How to get out of the friendzone

She comes back to her apartment crying after a bad date.

You immediately stop doing her dishes, and move her laundry you’ve been doing off the couch, so you can give her your undivided attention…

Here are some questions you should really answer for yourself.

Do you really want out of the friendzone? How much? Is your fear of rejection overriding your willingness to raise the stakes? Are you dependent on her for feeling validated?

Are you hyper-focusing on her?

Is it possible she’s getting the rewards of a good boyfriend while skipping all the commitment and reciprocation?

She doesn’t want a servant for a boyfriend or a guy who acts like a girl friend

You are pouring your attention on her because either:

1.she has qualities you admire – or –

2.you are desperate for validation and she has nothing to do with it.

If you need validation, work on yourself and don’t waste the poor girl’s time.

If you admire these qualities, but all you focus on is her, what would she look to you for? To put it another way, what qualities do you have that she can admire? Because being a devoted servant isn’t it.

Too many guys think “Why doesn’t she I’ll give her everything?!” Oh, she sees dude. That’s not what she wants.

She wants a man who can take the wheel in life. Not be an underling.

“He’s such a solid dude”

At some point she and her friends are going to hang out at her place. They’ll be drinking sangria, watching reality TV, and they’ll be gossiping.

The goal is, at this moment, is to have them say about you the words, “He’s such a solid dude.” These are the words uttered before she takes a deep breath and decides to give you a whirl.

Not, “Poor guy, he’s so nice,” but he is barking up the wrong tree and doomed to rejection.

They should be saying, “He’s such a solid dude,” like ‘why can’t more men be like him? He works so hard on himself, on his goals, he’s so considerate of others, charming, and is built for success!’

But if you are fixated on her and running around trying to serve her – what about that says ‘solid dude’?

It doesn’t.

Three friendzone scenarios

Scenario 1: You are a lapdog. Or sidekick to a supervillainess. Or her butler.

Action required: You need to focus more on yourself, less on her. You need to work on your Core + Focus + Drive.

Your Core is your values. These values will be both your principles and what is important to you in this world (eg. career, travel, writing a screenplay etc.)

Your Focus is your goal in life. No, it’s not her. It’s what you want to do with your life. It’s where your core values are brought out and manifested in the world. If it’s windsurfing, work on becoming windsurfing champ. If it’s stamp collecting, then seek the Holy Grail of postage stamps. But whatever it is, you need to seek to level up at it hard.

Your Drive is how hard you are working on leveling up on your focus. It is the gas pedal. How hard can you push it every single day? Can you devote yourself to self-improvement such as exercise and healthy eating and meditating, so that you can push that gas pedal even harder?

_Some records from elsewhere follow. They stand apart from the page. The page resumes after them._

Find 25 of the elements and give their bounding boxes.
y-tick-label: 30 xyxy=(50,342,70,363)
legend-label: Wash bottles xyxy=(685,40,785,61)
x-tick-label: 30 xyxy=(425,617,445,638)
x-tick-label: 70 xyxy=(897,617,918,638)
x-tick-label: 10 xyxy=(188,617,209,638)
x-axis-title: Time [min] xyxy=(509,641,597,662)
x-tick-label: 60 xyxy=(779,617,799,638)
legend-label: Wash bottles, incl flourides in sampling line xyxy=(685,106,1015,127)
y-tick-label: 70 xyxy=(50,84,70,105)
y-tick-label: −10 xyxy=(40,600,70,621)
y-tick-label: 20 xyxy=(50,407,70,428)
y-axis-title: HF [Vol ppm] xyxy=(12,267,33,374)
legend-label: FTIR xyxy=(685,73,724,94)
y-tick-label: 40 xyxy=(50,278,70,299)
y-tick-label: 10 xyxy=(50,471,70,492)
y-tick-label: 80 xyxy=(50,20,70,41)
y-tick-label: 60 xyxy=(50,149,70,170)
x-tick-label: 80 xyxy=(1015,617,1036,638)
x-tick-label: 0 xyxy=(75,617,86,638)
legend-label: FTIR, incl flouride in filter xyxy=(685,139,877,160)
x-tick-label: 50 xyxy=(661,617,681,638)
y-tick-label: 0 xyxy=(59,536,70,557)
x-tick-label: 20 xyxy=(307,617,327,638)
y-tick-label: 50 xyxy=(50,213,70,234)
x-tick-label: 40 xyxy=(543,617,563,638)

You might complain that this has very little to do with getting the girl. I assure you, if she hasn’t gone for you yet, then this has everything to do with getting the girl.

She has likely become comfortable with how much you dote on her, but is not seeing anything in you to attach herself to. Time to take the attention away and build the energy she will be attracted to.

The absolute root of what women are attracted to is Core + Focus + Drive. When she starts missing the attention and sees you committed to a great life, she just might think twice.

Scenario 2: It’s no secret you have been romantically pursuing her, but she keeps you at arms length.

Action required: You have to graciously ask her on a date.You need to call it. Put a fork in the road. She has to take it or leave it. Raise the stakes.

You have to illicit a Yes or No out of her.

If yes, on this date you will explain what you are working toward in life. You’re not asking her to marry you. But you want her to know that you have direction in life and dreams and you are prepared to work for them.

Putting it out there and asking, will absolutely require mustering some confidence, which just so happens to be the number 1 most attractive personality trait according to women everywhere. So even if she says “no” she will admire you for trying. So much so that six months down the road she might come back with a yes. This is very common.

But you have to get to the point where getting a “No” and moving on with your life is infinitely better than staying in the friendzone and attending her wedding to some other dude. Because it really is infinitely better.

Scenario 3: You are in the same group of friends but you feel like a face in the crowd.

Action required: Ask her on a date. You’re just getting started. The sooner you raise the stakes the better. Don’t waste your time  ‘cozying up’. Ask her out for coffee or to some event where you can chat (like, not the movies). Get in her face, and present yourself as a great date.

Then, again, present what you are working for in life. Because she’s wondering, ‘what’s this guy all about?” He should be a ‘solid dude’ – working hard toward great things, considerate, fun. All around awesome.